One example of a major change facing engineering education is the emergence of sophisticated artificial intelligence (AI) software. Dean Tougaw believes that the imperative of ASEE and educators everywhere is not to simply try and ban AI outright, but to find ways to incorporate it into classrooms in a way that does not undermine a student’s education.
Possibly the greatest strength of ASEE is the opportunity it gives national scholars to learn directly from their more experienced peers. One of Dean Tougaw’s major goals as president is to enhance the organization’s systems for pairing new members with colleagues that can act as mentors.
“ASEE has a lot of mentoring opportunities already,” he says. “The two ways I would like to strengthen that are to find ways to unify those opportunities, make them more cohesive, and to provide new opportunities. We have new faculty who join every year and faculty who are in the industry without mentors.
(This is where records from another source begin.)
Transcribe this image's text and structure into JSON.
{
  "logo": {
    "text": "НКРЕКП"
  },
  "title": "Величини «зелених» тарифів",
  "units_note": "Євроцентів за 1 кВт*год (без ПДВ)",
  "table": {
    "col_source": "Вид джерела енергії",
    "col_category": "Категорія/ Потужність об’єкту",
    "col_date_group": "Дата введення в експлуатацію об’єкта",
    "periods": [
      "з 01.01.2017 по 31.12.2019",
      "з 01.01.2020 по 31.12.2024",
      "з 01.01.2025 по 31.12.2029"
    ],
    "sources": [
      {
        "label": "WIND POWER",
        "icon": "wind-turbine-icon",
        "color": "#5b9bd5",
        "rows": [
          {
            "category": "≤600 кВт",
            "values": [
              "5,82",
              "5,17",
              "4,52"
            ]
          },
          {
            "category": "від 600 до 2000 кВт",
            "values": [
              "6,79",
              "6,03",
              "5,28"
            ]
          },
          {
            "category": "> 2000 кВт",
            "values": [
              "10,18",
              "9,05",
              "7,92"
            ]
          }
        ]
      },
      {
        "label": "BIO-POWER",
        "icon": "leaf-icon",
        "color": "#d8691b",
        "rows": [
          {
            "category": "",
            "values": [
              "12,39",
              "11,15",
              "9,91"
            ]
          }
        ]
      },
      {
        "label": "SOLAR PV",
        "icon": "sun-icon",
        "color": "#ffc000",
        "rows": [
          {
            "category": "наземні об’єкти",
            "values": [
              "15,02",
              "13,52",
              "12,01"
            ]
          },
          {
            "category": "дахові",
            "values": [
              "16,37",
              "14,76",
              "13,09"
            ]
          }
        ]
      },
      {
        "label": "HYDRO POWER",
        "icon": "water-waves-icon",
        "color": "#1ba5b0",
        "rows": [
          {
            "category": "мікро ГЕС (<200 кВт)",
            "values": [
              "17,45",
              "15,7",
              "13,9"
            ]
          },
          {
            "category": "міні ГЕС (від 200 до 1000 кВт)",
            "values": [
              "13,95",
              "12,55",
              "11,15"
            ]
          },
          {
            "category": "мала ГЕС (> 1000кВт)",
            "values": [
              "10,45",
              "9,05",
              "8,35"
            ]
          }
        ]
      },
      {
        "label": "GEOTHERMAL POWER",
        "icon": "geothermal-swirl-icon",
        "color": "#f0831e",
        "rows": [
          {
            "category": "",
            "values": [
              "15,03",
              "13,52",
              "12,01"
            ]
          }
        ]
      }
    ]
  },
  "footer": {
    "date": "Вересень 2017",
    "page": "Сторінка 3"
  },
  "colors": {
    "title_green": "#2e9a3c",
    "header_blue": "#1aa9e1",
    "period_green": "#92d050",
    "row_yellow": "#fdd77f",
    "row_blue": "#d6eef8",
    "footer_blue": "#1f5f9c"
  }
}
ASEE is perfectly positioned to provide mentorship to those young faculty and to new department chairs and deans.”
As president, Dean Tougaw is heavily involved in planning the 2024 ASEE National Conference and Exposition, which will take place in Portland, Oregon in June. In addition to overseeing planning, he will have multiple opportunities to speak to the national audience of engineering educators present.
In addition to providing education and networking opportunities to others, Dean Tougaw has benefited enormously from the sharing of ideas and practices that come with being an ASEE member. As a result, Valpo engineering students have seen their programs enhanced by what the organization has to offer.
“I’m able to see a much more global scope, a broader vision, of what the engineering industry faces. From the presentations I’ve seen, I always bring great ideas home,” Dean Tougaw says. “If I can come home with three to five ideas for ways I can improve my own teaching, then that was a very successful conference.”
Being president of the organization also raises Valparaiso University’s credibility in the eyes of the national engineering education community.
“It really does raise the profile of Valparaiso University,” says Dean Tougaw. “It helps a lot of students who otherwise wouldn’t have known about us at least know the name. They’ll be able to say ‘that’s a leading school in engineering education.’”
Dean Tougaw is not the only ASEE member in the Valparaiso University College of Engineering, which has, in fact, earned recognition from the ASEE for the percentage of faculty members in the organization. Their involvement is a major benefit to all engineering students at the University, and goes a long way towards putting Valpo engineering in the national spotlight. As president, Dean Tougaw is also embodying the core value of leadership described in Uplift Valpo: Our Beacon for the Journey Forward.